Last week we hosted the second LatamHaus workshop. This workshop looked at how the Passivhaus can positively impact the Sustainable Development Goals (SDGs) in Latin America. The Sustainable Development Goals (SDGs) or Global Goals are “a universal call to action to end poverty, protect the planet and ensure that all people enjoy peace and prosperity by 2030” (UNDP, 2015). The 17 goals are made tangible through 169 targets and 303 indicators that attempt to focus attention on a ‘means of implementation’ to mitigate against a lack of tangible action that previous goals have been criticised for. Importantly, the SDGs aim to recognise the considerable link between social, economic and environmental outcomes.

In this workshop, Juan Manuel Vazquez from the Latin American Passivhaus Institute was the key speaker. The workshop was brief but with lots of insights and excellent feedback from all the participants. The workshop was divided into two sections. In the first section, Juan Manuel presented the SDGs and set them around the Passivhaus. Juan Manuel talked about the importance of the SDGs, particularly:

  • SDG 1 No poverty, as Passivhaus, have the means to reduce fuel poverty, helping families to stop deciding on whether they eat or make their homes comfortable.
  • SDG 3 Health and wellbeing, particularly Passivhaus, can achieve better health for the occupants as buildings will have high indoor environmental quality (i.e. better indoor air quality and low risk of overheating).
  • SDG 4 Quality education, this goal is intrinsically related to better health. Passivhaus schools and learning buildings provide adequate ventilation to control air pollution and temperatures so that their occupants do not suffer from cognitive impairment or productivity losses.
  • SDG 12 Responsible consumption and production, as Passivhaus has the potential to manage better the resources (and raw materials) in the construction and through the life of the building but also to highlight the social responsibility.
  • SDG 13 Climate change, as almost half of the CO2 emissions, comes from the construction industry Passivhaus is a way to minimise the CO2 emissions through the complete cycle life of the building.
  • SDG 17 Partnerships for the goals, partnerships that can set tangible benefits for the communities.
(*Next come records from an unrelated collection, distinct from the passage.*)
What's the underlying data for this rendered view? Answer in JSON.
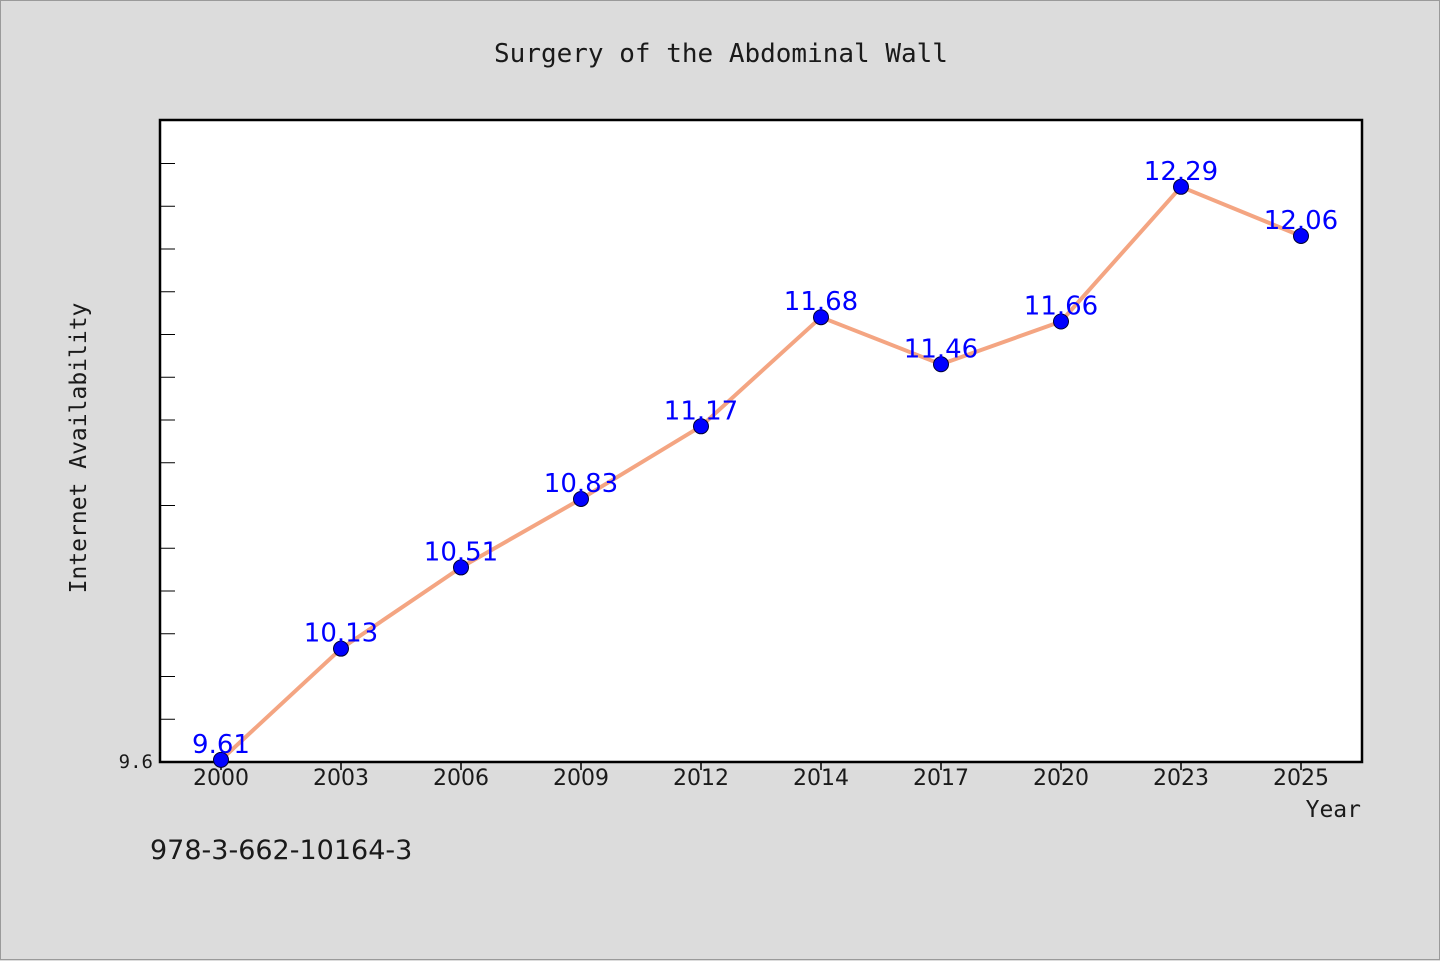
{
  "figure": {
    "background": "#dcdcdc",
    "plot_background": "#ffffff",
    "isbn": "978-3-662-10164-3"
  },
  "chart_data": {
    "type": "line",
    "title": "Surgery of the Abdominal Wall",
    "xlabel": "Year",
    "ylabel": "Internet Availability",
    "x": [
      "2000",
      "2003",
      "2006",
      "2009",
      "2012",
      "2014",
      "2017",
      "2020",
      "2023",
      "2025"
    ],
    "series": [
      {
        "values": [
          9.61,
          10.13,
          10.51,
          10.83,
          11.17,
          11.68,
          11.46,
          11.66,
          12.29,
          12.06
        ],
        "line_color": "#f4a582",
        "marker_color": "#0000ff",
        "label_color": "#0000ff"
      }
    ],
    "data_labels": [
      "9.61",
      "10.13",
      "10.51",
      "10.83",
      "11.17",
      "11.68",
      "11.46",
      "11.66",
      "12.29",
      "12.06"
    ],
    "ytick_labels": [
      "9.6"
    ],
    "ylim": [
      9.6,
      12.6
    ],
    "grid": false,
    "legend": "none"
  }
}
After Juan Manuel’s intervention, Alejandro presented in greater detail the two SDGs that LatamHaus is trying to address through different activities. They are:

  • SDG 3 Health and wellbeing by reducing the number of deaths related to air pollution and contamination (target 3.9) by reducing the mortality rate attributed to household air pollution (indicator 3.9.1).
  • SDG 9 Industry, innovation and infrastructure by looking at the construction industry making buildings resource-use efficient (target 9.4) through reducing the CO2 emissions per unit (Indicator 9.4.1).

Then the participants discussed how the Passivhaus has a positive impact on achieving the SDGs from their point of view. According to the participants, the most important were SDG 1 No poverty, SDG 3 Health and wellbeing, SDG 7 Affordable and clean energy, SDG 9 Industry and  SDG 11 Sustainable cities and communities. The participants also had the opportunity to discuss some of the SDGs guided through a digital whiteboard platform in greater detail. Nine of them were discussed in greater detail

We had participants from all over Latin America, from Mexico to Argentina! The LatamHaus Team wishes to thank all participants and speakers who invested their time and effort to make this workshop a great experience for us all!